Each type of calibration frame is usually taken many times per session:
15–25 darks
15–25 flats (per filter)
50–100 bias frames
Instead of using each one individually, we combine (stack) them into “master frames”:
A master bias
A master dark (for a specific exposure, gain, and temperature)
A master flat (for each filter)
Optionally, a master flat-dark
These master frames are then used to correct all your light images from the same session.
Do I Do This Every Time?#
Generally, yes — for each observing session or setup, you’ll need matching master frames.
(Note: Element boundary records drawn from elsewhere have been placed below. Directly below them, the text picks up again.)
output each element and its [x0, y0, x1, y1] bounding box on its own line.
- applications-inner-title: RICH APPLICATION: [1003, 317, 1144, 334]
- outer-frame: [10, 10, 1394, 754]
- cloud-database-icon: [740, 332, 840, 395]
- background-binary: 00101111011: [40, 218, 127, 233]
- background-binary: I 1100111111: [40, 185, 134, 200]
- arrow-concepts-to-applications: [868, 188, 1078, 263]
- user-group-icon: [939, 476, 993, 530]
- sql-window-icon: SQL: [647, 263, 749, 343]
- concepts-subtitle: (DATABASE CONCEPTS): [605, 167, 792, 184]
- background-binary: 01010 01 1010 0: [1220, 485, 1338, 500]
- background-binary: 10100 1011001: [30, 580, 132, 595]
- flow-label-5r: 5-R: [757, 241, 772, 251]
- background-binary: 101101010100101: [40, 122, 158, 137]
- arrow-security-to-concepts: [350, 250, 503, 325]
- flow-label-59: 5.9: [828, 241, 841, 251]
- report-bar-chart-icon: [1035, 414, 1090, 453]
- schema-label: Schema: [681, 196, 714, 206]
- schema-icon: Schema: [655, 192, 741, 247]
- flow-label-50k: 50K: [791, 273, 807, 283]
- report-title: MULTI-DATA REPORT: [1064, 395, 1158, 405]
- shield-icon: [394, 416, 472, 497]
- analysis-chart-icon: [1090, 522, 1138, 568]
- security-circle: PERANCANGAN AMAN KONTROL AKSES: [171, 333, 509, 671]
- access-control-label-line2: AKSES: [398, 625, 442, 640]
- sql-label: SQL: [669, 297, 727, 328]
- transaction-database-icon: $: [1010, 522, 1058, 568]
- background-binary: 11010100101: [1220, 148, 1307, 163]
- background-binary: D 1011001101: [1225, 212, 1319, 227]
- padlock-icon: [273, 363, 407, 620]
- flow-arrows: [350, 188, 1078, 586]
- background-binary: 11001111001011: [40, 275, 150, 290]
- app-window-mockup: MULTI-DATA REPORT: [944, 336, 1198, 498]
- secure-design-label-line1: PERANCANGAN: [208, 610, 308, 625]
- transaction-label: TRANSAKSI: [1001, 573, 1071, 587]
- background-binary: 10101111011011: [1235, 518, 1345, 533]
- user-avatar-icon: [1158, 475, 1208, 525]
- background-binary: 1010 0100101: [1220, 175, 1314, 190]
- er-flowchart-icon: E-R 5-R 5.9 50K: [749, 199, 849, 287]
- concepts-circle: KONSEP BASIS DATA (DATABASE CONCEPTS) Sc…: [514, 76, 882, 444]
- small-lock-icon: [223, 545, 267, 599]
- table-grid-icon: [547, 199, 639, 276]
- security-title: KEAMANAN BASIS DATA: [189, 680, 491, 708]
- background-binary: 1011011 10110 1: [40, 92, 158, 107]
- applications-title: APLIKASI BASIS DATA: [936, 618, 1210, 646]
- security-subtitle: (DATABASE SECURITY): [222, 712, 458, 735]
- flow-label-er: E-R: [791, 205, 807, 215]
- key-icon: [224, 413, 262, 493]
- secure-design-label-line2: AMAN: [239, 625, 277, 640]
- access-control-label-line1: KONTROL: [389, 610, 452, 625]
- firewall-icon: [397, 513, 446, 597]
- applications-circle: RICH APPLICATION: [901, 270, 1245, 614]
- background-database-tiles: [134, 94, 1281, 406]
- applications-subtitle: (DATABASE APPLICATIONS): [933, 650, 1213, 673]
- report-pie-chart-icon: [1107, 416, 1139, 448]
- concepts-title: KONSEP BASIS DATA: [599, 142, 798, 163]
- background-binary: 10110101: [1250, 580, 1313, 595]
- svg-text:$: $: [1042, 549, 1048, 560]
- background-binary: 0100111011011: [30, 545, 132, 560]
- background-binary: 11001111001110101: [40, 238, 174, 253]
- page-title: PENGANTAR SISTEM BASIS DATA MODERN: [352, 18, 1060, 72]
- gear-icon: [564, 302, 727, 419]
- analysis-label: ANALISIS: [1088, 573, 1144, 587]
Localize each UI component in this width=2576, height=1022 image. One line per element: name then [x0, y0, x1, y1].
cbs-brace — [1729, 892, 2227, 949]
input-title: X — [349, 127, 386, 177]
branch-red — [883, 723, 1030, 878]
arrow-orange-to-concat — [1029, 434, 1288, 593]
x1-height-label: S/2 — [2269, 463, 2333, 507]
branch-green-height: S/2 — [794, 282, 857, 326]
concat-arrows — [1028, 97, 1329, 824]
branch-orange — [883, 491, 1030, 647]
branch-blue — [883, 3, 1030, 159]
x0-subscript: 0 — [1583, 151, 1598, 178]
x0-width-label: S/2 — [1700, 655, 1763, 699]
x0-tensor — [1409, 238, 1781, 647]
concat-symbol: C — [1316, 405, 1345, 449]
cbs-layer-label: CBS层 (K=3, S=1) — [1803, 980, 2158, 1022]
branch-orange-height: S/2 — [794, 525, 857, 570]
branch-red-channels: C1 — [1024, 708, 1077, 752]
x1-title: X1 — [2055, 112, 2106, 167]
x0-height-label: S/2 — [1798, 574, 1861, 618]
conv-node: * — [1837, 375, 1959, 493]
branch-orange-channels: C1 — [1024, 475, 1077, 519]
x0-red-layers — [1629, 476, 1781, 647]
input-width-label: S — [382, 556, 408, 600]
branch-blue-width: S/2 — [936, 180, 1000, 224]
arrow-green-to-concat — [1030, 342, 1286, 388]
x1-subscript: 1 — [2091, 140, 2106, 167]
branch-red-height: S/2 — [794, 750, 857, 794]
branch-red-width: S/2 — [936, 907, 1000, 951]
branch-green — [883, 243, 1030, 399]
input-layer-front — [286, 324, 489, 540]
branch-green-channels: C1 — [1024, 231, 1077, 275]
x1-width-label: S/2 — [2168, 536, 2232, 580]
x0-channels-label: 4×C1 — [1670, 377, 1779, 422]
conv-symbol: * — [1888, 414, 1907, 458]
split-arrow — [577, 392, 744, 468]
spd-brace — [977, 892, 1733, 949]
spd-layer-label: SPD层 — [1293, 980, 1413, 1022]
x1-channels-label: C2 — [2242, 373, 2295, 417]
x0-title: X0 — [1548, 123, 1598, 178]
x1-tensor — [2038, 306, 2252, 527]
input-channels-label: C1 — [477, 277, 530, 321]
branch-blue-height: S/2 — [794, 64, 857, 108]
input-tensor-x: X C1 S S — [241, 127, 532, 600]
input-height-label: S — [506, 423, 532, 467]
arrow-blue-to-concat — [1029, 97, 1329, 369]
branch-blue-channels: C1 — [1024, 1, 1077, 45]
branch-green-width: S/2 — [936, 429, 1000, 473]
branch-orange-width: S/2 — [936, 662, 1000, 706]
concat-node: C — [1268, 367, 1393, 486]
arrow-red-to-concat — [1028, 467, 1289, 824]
That means:
If you change your filter, you need a new master flat
If you change your exposure time, you need a new master dark
If you change your camera temperature, you may need new darks and flats
If your optical setup changes (rotator, camera orientation, etc.), you’ll want new flats
Some amateur astronomers build a library of master calibration frames for their setup — as long as the conditions match, those masters can be reused.
Why Sorting Is Essential#
If you give your files clear names and organize them by type, most software (like ASTAP, Prism, Siril, etc.) can:
Automatically detect which frames are which (light, dark, flat, etc.)
Match them by filter, exposure, and temperature
Stack only the correct images together
Apply the right calibration frames during preprocessing
Without this, the software might:
Fail to calibrate at all
Use the wrong calibration frames (causing bad corrections)
Require you to sort everything manually
Summary#
Calibration only works when it’s accurate — and accuracy comes from matching your light images with the right correction frames.
That’s why:
We take multiple calibration frames and stack them into master frames
We sort and label all files clearly
We process each light image using the corresponding master dark, flat, and bias
This turns messy raw data into clean, calibrated images!